Laser synthesis of nanometric chromium oxide films with high Seebeck coefficient and high thermoelectric figure of merit: an experimental study

Abstract

The synthesis of nanometric chromium oxide films with variable thickness, stoichiometry, and electrical characteristics was carried out using ultraviolet photons from a KrF- laser (λ = 248 nm). Reactive pulsed laser deposition (RPLD) served as the basis for the synthesis (RPLD). On a <100>Si substrate, film deposition was done between 293 and 800 K. Films placed on a Si substrate have polycrystalline structure, according to XRD measurements. Depending on the substrate temperature, oxygen pressure in the reactor, and film thickness, all films displayed semiconductor temperature behaviour with changeable band gap (Eg) smaller than 1.0 eV. The relationship between film thickness (55-200) nm and oxygen pressure, substrate temperature, and laser pulse frequency was studied.
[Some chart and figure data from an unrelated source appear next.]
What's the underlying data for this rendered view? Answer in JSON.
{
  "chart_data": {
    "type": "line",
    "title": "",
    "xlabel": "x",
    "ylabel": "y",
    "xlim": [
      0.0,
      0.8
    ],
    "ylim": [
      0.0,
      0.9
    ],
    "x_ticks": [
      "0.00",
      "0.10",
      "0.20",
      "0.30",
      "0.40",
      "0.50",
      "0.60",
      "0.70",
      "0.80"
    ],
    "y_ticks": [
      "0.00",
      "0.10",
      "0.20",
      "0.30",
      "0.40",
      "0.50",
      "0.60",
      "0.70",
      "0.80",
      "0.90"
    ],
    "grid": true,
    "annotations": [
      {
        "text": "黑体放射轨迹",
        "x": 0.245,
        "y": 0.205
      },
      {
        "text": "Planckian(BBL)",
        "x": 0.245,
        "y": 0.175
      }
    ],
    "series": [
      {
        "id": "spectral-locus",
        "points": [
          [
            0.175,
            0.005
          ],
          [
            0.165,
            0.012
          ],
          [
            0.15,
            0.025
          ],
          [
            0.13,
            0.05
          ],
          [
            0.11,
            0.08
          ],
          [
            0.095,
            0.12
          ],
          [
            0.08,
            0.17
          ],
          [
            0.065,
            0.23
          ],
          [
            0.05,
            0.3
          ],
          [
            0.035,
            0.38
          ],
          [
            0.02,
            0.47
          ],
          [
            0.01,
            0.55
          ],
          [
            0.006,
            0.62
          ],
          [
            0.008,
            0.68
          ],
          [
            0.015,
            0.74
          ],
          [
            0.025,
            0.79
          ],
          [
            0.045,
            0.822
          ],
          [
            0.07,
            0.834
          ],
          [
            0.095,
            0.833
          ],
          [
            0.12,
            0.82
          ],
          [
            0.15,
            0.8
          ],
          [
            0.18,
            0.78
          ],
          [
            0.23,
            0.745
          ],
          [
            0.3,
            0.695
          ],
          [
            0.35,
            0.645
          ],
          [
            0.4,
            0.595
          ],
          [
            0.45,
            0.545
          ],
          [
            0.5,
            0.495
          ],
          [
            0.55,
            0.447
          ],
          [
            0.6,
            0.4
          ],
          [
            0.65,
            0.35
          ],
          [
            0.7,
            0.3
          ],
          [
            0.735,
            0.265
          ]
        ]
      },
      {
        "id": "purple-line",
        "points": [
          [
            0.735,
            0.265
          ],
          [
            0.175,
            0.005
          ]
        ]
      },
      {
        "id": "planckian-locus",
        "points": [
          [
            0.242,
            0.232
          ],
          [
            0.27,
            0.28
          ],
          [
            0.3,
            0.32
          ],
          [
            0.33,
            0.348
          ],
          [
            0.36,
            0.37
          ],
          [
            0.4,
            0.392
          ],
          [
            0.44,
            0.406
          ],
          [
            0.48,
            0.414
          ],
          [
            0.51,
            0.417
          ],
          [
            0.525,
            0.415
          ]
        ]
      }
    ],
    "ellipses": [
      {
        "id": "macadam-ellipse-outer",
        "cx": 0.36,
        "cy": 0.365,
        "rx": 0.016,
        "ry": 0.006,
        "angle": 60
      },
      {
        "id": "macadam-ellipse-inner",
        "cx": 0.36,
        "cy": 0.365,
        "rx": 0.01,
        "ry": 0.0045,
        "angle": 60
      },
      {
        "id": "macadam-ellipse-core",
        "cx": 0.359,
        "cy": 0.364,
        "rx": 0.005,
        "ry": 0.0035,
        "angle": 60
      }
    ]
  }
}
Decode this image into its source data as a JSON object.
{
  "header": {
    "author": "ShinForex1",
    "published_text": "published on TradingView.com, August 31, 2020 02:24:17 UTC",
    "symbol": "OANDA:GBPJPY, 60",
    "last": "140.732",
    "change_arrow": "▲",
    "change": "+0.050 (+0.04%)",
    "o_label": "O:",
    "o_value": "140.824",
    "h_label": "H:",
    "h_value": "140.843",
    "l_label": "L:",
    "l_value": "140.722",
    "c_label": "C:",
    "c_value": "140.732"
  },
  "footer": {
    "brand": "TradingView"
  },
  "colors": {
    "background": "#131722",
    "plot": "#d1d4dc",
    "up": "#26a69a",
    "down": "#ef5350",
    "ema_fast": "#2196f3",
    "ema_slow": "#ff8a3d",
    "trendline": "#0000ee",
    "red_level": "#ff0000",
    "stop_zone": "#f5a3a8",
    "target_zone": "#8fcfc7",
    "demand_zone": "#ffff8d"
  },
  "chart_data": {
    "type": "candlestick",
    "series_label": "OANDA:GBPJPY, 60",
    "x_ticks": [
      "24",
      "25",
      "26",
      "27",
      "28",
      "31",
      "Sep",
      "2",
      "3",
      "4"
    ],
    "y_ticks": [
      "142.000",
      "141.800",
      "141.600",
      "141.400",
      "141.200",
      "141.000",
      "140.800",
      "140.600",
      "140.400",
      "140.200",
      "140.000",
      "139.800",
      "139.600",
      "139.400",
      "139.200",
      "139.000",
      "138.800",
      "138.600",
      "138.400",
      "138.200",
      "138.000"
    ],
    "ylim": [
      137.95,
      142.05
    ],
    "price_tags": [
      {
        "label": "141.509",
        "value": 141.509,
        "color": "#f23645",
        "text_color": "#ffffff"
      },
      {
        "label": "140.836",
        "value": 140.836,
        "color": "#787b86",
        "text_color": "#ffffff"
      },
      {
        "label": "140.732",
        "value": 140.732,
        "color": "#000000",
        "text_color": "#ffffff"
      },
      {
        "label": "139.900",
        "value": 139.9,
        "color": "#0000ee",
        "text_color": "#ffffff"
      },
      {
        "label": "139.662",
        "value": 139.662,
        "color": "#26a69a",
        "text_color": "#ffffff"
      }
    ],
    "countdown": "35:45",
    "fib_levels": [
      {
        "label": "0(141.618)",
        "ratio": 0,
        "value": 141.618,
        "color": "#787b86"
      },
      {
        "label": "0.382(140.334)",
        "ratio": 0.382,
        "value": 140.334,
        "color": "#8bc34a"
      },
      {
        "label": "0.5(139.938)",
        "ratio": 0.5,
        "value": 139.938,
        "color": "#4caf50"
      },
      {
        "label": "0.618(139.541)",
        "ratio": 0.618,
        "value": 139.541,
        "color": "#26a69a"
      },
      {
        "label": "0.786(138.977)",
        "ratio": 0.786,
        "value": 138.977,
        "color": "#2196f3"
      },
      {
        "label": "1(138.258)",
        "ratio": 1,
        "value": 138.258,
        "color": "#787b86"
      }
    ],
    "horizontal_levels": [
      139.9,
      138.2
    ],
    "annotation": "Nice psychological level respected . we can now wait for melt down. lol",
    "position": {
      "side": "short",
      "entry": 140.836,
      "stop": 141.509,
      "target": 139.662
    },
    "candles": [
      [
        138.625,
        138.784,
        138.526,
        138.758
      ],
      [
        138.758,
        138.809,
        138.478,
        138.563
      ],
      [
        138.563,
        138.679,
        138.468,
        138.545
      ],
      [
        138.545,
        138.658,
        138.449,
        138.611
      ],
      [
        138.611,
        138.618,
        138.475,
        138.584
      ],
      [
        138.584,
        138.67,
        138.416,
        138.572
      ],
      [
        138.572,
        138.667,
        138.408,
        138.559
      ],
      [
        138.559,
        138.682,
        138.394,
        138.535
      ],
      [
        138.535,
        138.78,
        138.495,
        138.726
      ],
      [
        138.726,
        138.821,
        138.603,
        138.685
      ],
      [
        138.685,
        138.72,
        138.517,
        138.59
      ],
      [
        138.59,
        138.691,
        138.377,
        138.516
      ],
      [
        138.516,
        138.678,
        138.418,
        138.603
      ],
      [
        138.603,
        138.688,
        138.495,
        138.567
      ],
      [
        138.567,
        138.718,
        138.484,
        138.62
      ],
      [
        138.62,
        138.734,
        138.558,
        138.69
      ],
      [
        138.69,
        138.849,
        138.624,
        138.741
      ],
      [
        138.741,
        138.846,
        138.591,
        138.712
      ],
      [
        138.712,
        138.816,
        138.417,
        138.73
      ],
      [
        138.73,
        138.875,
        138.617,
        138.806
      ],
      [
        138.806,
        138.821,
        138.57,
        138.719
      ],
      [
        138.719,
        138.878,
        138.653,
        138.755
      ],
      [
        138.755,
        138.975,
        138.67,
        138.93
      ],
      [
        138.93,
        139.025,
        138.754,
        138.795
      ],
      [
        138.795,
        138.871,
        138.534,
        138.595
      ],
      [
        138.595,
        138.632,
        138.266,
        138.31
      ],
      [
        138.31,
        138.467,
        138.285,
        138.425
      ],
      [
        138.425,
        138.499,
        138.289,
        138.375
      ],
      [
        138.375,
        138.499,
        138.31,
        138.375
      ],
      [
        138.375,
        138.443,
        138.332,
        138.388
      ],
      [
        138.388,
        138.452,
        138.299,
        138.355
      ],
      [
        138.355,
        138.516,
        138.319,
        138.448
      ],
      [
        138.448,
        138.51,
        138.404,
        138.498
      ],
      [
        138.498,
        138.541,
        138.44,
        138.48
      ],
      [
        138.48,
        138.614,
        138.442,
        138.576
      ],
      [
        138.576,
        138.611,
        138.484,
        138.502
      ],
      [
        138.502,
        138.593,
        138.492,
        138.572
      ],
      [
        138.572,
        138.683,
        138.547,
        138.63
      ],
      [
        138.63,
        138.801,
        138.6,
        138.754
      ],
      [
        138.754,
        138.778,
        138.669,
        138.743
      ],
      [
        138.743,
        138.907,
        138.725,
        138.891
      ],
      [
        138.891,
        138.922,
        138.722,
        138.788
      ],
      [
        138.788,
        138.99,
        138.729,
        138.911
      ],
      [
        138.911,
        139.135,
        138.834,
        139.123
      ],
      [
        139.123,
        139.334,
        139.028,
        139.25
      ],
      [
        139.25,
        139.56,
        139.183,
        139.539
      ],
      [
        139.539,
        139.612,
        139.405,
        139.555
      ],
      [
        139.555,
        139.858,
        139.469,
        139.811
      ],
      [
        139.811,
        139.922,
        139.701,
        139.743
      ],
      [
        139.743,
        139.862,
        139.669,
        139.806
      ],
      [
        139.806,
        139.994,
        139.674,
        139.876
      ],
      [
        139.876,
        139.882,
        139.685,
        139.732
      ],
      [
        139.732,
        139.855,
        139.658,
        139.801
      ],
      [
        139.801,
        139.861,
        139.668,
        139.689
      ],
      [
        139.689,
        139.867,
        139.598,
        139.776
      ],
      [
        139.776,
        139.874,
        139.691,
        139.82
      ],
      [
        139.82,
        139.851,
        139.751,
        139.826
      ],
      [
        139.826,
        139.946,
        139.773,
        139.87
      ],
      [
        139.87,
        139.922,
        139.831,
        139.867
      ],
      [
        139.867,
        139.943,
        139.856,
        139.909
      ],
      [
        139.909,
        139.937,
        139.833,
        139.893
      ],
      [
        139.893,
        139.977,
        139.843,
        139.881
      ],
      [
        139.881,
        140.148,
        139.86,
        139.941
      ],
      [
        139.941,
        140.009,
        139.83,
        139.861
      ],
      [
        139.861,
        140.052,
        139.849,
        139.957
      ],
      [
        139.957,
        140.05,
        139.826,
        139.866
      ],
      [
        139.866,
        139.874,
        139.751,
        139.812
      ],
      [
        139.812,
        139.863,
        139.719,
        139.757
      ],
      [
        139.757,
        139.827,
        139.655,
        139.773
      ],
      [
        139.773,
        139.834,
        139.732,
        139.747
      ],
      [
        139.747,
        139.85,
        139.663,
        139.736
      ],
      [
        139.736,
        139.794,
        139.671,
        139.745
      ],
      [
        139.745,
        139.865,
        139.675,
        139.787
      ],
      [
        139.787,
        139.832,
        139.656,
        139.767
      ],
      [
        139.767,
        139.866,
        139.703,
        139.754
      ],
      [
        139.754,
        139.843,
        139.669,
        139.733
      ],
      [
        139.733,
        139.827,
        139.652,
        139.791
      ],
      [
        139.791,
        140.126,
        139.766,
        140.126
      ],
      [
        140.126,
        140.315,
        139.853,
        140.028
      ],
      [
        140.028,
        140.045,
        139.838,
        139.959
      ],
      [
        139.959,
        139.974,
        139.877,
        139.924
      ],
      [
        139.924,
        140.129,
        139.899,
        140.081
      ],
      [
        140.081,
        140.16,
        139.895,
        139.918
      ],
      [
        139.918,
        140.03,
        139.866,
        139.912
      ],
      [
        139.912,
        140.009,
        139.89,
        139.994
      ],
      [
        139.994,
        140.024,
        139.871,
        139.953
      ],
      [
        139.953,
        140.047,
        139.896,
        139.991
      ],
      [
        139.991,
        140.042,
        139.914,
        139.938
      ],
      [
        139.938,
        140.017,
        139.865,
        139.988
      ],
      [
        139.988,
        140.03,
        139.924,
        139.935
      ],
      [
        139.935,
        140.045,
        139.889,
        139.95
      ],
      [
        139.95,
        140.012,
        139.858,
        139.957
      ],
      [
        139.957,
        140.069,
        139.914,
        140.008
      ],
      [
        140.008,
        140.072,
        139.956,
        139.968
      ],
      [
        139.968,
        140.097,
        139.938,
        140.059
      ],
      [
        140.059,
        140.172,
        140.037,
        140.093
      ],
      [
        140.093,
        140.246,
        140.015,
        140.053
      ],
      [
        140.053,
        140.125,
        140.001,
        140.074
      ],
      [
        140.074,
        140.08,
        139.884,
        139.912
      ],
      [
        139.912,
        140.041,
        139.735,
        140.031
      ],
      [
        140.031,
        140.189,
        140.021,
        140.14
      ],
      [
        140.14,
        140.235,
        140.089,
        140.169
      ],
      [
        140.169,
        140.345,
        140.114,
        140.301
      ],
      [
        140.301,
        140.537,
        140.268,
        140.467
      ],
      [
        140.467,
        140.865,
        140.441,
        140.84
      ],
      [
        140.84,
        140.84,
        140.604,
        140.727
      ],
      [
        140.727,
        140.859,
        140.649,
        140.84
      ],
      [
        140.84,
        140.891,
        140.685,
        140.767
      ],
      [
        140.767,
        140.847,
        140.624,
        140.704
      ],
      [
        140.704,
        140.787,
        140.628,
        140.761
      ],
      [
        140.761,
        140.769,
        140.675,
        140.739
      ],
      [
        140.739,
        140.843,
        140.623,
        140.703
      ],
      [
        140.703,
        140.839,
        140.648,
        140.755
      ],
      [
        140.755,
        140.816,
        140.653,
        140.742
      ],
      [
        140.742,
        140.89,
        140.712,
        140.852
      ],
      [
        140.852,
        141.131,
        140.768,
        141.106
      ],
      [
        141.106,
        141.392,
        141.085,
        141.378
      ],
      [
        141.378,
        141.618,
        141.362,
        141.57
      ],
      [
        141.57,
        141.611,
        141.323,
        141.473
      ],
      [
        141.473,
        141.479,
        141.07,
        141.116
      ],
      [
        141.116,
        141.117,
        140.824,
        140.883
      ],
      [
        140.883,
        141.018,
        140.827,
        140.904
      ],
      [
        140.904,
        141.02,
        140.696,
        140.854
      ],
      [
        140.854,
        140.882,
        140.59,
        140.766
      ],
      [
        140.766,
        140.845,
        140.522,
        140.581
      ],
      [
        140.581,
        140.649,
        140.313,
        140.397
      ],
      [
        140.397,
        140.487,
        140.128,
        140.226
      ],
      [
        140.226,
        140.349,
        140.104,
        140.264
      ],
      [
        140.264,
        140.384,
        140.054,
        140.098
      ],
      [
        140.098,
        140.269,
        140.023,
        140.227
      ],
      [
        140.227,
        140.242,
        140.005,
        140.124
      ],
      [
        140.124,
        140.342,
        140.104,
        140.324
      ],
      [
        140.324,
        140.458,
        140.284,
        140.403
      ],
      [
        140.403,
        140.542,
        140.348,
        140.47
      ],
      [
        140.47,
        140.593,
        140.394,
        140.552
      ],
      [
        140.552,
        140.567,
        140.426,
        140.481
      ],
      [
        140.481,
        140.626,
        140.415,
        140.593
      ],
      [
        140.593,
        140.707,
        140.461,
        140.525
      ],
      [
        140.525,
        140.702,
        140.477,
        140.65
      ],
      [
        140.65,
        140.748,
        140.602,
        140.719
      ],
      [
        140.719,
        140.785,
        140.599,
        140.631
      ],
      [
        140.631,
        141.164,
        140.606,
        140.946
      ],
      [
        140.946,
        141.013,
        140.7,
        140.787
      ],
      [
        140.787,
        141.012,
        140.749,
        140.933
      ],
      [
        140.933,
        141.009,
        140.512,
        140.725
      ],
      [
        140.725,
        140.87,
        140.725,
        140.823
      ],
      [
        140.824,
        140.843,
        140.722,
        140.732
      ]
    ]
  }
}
It was found out that the optimum thermo electromotive force coefficient (Seebeck coefficient, S) was high as (3.0-8.0) mV/K and the thermoelectric figure of merit (ZT) was high as 0.23-5.0 in the range of (280-330) K. This made Сr3-XO3-Y nanometric films, which were created using the RPLD process based on UV photons, an incredibly strong contender for efficient thermo-sensors and thermo-converters operating at moderate temperatures. Therefore, the main objective of the investigations submitted in this paper is to establish of conditions for increasing thermoelectric properties of nanometric chromium oxide films.